🎧 Qwen3-TTS + LTX-2: Audio-Driven I2V Workflow with Lip Sync

Hi folks, this is CCS.

Today I want to share a real test I’ve been running with the new IAMCCS_nodes, inside a meaningful audio workflow, putting the brand-new Qwen3-TTS side by side with Chatterbox-VL.

Link to the new nodes post: https://www.patreon.com/posts/iamccs-nodes-new-149700645

I care about audio more than most people assume. Not as a technical accessory, but as a narrative force. Timing, pauses, breath, cadence — these are not details. They are structure.
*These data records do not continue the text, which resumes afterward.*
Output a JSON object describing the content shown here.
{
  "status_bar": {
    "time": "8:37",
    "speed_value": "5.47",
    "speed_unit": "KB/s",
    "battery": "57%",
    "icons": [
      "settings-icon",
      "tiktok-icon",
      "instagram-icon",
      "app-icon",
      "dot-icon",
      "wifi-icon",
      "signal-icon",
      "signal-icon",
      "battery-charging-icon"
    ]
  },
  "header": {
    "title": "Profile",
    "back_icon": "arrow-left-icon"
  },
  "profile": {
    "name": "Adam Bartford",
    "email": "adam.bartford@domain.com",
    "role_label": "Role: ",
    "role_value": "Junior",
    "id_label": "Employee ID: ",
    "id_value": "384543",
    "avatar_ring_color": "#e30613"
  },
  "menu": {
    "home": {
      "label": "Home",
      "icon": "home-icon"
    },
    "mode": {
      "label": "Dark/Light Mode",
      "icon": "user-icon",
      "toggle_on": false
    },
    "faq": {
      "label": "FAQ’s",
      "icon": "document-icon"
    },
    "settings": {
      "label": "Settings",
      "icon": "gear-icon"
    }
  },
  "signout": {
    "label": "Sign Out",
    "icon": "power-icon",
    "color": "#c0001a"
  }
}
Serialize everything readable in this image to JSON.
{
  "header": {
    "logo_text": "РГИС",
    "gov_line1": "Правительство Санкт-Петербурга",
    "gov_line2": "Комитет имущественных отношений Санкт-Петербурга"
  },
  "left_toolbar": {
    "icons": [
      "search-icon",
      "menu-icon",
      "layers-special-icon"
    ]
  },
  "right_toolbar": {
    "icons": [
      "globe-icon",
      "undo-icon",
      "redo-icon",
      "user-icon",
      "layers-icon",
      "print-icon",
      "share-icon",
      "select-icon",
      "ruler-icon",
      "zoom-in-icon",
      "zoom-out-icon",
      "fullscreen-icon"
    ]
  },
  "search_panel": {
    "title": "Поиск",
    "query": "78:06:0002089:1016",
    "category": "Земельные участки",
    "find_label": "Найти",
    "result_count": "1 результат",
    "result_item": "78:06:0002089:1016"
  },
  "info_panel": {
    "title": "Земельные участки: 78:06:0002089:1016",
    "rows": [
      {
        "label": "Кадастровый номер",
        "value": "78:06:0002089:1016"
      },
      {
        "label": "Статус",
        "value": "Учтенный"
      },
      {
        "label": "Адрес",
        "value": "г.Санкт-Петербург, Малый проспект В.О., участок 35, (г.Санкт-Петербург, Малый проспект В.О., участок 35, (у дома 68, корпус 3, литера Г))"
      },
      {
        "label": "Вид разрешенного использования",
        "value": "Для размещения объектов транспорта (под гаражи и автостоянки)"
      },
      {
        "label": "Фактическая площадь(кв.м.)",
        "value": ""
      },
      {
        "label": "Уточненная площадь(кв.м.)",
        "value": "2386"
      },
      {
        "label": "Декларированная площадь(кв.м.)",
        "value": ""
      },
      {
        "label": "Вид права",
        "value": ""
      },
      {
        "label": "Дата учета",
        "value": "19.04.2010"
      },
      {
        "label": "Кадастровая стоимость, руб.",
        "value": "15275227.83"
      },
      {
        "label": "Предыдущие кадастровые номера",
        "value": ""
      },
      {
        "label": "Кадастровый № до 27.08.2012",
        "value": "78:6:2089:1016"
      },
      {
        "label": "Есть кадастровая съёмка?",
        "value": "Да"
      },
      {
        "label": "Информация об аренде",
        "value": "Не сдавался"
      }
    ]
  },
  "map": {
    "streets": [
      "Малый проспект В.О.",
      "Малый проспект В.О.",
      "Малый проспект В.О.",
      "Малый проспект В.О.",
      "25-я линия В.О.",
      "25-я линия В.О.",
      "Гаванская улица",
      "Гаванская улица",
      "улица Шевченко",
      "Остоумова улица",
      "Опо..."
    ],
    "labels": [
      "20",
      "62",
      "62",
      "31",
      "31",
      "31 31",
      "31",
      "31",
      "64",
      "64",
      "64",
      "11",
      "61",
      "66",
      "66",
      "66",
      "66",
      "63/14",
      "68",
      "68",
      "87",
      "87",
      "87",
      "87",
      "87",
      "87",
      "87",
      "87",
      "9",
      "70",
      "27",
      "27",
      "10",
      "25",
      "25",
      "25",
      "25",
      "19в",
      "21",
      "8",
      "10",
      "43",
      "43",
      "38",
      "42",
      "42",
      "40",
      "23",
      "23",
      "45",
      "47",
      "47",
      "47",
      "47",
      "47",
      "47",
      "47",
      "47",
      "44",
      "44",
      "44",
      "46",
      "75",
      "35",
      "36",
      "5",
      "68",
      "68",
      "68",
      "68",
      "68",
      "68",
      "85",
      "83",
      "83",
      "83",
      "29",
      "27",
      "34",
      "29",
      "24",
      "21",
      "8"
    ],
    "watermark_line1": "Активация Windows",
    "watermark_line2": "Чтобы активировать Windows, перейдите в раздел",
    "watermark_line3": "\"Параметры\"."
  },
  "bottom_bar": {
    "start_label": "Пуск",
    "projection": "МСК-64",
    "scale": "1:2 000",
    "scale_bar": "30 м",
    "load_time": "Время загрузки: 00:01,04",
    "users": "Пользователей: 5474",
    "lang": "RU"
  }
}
If you’ve edited films, you know that sound often dictates the cut, not the other way around. That’s why text-to-speech is becoming central in AI cinema workflows, whether we like it or not.

Qwen3-TTS immediately caught my attention because it doesn’t try to impress. It’s clean, stable, and predictable. The articulation is clear, the prosody holds together even on longer passages, and — most importantly for me — the timing is consistent. That matters a lot when you start thinking about sync, montage, or later integration with image-to-video systems.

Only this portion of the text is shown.